Let me offer an example of an interesting source for this story. If you follow progressives who remain evangelicals in terms of doctrine, then you know the name Ron Sider — author of the classic “Rich Christians in an Age of Hunger.” In a long Facebook post, Sider made it clear that there are many issues on which he disagrees with what Franklin Graham has said. After listing a few, he added:
But here is the problem. As Jim Wallis often tells me, there is a radical “fundamentalist” left in this country which is just as intolerant as the “fundamentalist” right.
Later, Sider gets to his main point:
My concern is about religious freedom, choice, pluralism, and respect for those who disagree with us. The key point of our constitution’s first amendment on religious and political freedom is this: Precisely because society is and always will have many diverse views, we therefore respect and affirm the freedom of those who profoundly disagree with us. We will argue vigorously with each other and explain why we think certain views are profoundly wrong and even harmful. But we will defend the freedom of those who disagree with us — even those who disagree vehemently with us! And we will not try to use government to silence or exclude them.
This used to be called “liberalism.”
Sider’s comments, as a whole, will make Trump supporters quite angry.
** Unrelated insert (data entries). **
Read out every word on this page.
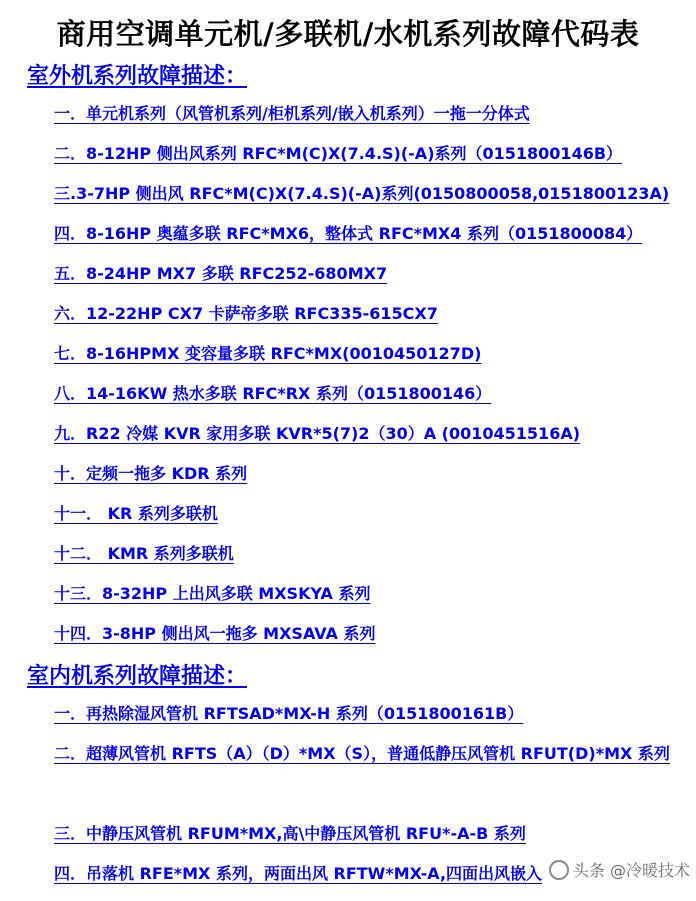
商用空调单元机/多联机/水机系列故障代码表
室外机系列故障描述：
一．单元机系列（风管机系列/柜机系列/嵌入机系列）一拖一分体式
二．8-12HP 侧出风系列 RFC*M(C)X(7.4.S)(-A)系列（0151800146B）
三.3-7HP 侧出风 RFC*M(C)X(7.4.S)(-A)系列(0150800058,0151800123A)
四．8-16HP 奥蕴多联 RFC*MX6，整体式 RFC*MX4 系列（0151800084）
五．8-24HP MX7 多联 RFC252-680MX7
六．12-22HP CX7 卡萨帝多联 RFC335-615CX7
七．8-16HPMX 变容量多联 RFC*MX(0010450127D)
八．14-16KW 热水多联 RFC*RX 系列（0151800146）
九．R22 冷媒 KVR 家用多联 KVR*5(7)2（30）A (0010451516A)
十．定频一拖多 KDR 系列
十一． KR 系列多联机
十二． KMR 系列多联机
十三．8-32HP 上出风多联 MXSKYA 系列
十四．3-8HP 侧出风一拖多 MXSAVA 系列
室内机系列故障描述：
一．再热除湿风管机 RFTSAD*MX-H 系列（0151800161B）
二．超薄风管机 RFTS（A）（D）*MX（S），普通低静压风管机 RFUT(D)*MX 系列
三．中静压风管机 RFUM*MX,高\中静压风管机 RFU*-A-B 系列
四．吊落机 RFE*MX 系列，两面出风 RFTW*MX-A,四面出风嵌入	头条 @冷暖技术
They will also upset many on the theological left. To me, this makes him an interesting source, someone who upsets the familiar battle lines on debates at Samaritan’s Purse. I would predict, because of Sider’s decades of activism helping the poor, that he is familiar with this Graham’s work in that area.
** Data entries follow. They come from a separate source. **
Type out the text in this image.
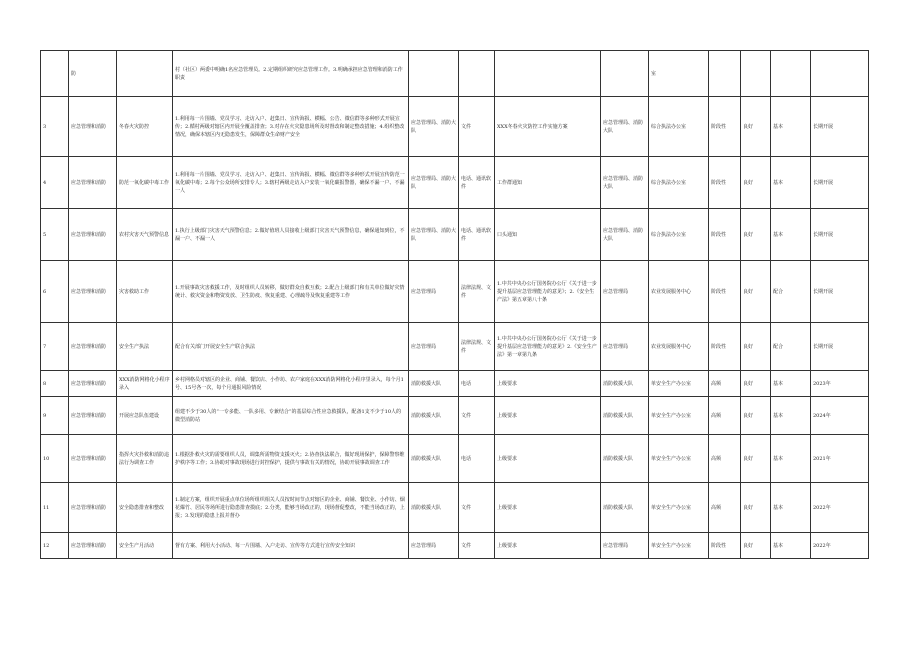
	防		村（社区）两委中明确1名应急管理员。2.定期组织研究应急管理工作。3.明确承担应急管理和消防工作职责					室				
3	应急管理和消防	冬春火灾防控	1.利用每一片围墙、党员学习、走访入户、赶集日、宣传海报、横幅、公告、微信群等多种形式开展宣传；2.循村两级对辖区内开展全覆盖排查；3.对存在火灾隐患场所及时督改和制定整改措施；4.组织整改情况，确保本辖区内无隐患发生，保障群众生命财产安全	应急管理局、消防大队	文件	XXX冬春火灾防控工作实施方案	应急管理局、消防大队	综合执法办公室	阶段性	良好	基本	长期开展
4	应急管理和消防	防范一氧化碳中毒工作	1.利用每一片围墙、党员学习、走访入户、赶集日、宣传海报、横幅、微信群等多种形式开展宣传防范一氧化碳中毒；2.每个公众场所安排专人；3.辖村两级走访入户安装一氧化碳报警器，确保不漏一户、不漏一人	应急管理局、消防大队	电话、通讯软件	工作群通知	应急管理局、消防大队	综合执法办公室	阶段性	良好	基本	长期开展
5	应急管理和消防	农村灾害天气预警信息	1.执行上级部门灾害天气预警信息；2.做好值班人员接收上级部门灾害天气预警信息，确保通知到位，不漏一户、不漏一人	应急管理局、消防大队	电话、通讯软件	口头通知	应急管理局、消防大队	综合执法办公室	阶段性	良好	基本	长期开展
6	应急管理和消防	灾害救助工作	1.开展事故灾害救援工作，及时组织人员转移，做好群众自救互救；2.配合上级部门和有关单位做好灾情统计、救灾资金和物资发放、卫生防疫、恢复重建、心理疏导及恢复重建等工作	应急管理局	法律法规、文件	1.中共中央办公厅国务院办公厅《关于进一步提升基层应急管理能力的意见》；2.《安全生产法》第五章第八十条	应急管理局	农业发展服务中心	阶段性	良好	配合	长期开展
7	应急管理和消防	安全生产执法	配合有关部门开展安全生产联合执法	应急管理局	法律法规、文件	1.中共中央办公厅国务院办公厅《关于进一步提升基层应急管理能力的意见》2.《安全生产法》第一章第九条	应急管理局	农业发展服务中心	阶段性	良好	配合	长期开展
8	应急管理和消防	XXX消防网格化小程序录入	乡村网格员对辖区的企业、商铺、餐饮店、小作坊、农户家庭在XXX消防网格化小程序里录入，每个月1号、15号各一次，每个月通报风险情况	消防救援大队	电话	上级要求	消防救援大队	单安全生产办公室	高频	良好	基本	2023年
9	应急管理和消防	开展应急队伍建设	组建不少于30人的“一专多能、一队多用、专兼结合”的基层综合性应急救援队，配备1支不少于10人的微型消防站	消防救援大队	文件	上级要求	消防救援大队	单安全生产办公室	高频	良好	基本	2024年
10	应急管理和消防	指挥火灾扑救和消防违法行为调查工作	1.根据扑救火灾的需要组织人员，调集所需物资支援灭火；2.协查执法联合，做好现场保护，保障警察维护秩序等工作；3.协助对事故现场进行封控保护，提供与事故有关的情况，协助开展事故调查工作	消防救援大队	电话	上级要求	消防救援大队	单安全生产办公室	高频	良好	基本	2021年
11	应急管理和消防	安全隐患排查和整改	1.制定方案，组织开展重点单位场所组织相关人员按时间节点对辖区的企业、商铺、餐饮业、小作坊、烟花爆竹、居民等场所进行隐患排查摸底；2.分类，能够当场改正的，现场督促整改，不能当场改正的，上报；3.发现的隐患上报并督办	消防救援大队	文件	上级要求	消防救援大队	单安全生产办公室	高频	良好	基本	2022年
12	应急管理和消防	安全生产月活动	督有方案、利用大小活动、每一片围墙、入户走访、宣传等方式进行宣传安全知识	应急管理局	文件	上级要求	应急管理局	单安全生产办公室	阶段性	良好	基本	2022年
To wrap things up — it was good to see a rather balanced Times piece about Samaritan’s Purse. It was good that Graham came to New York City and faced journalists, a move that improved the coverage. It was good that critics were quoted. I would have been good to have interviewed critics of the critics and other Graham defenders.
Let’s also note that this piece had a strong ending, featuring quotes from two of the Samaritan’s Purse volunteers who came to New York City to put their own lives on the line — as they have done in other parts of the world.
Workers there said they had been warmly welcomed by New Yorkers, who sent food and gathered to cheer for them at 7 p.m.
“We have been so well loved here, truly,” said Jill Pike, 30, a nurse who traveled with her husband, Brendan, from Medford, Ore., to work in the hospital. The couple said their faith had led them to Samaritan’s Purse.
“We work here with people who all share a common sense of purpose,” said Mr. Pike, 28, who is also a nurse. “We are all here because Jesus died for us and for our sins, so we came here to lay down a small part of our lives to help others. How could we not? Giving sacrificial love is very important to us.”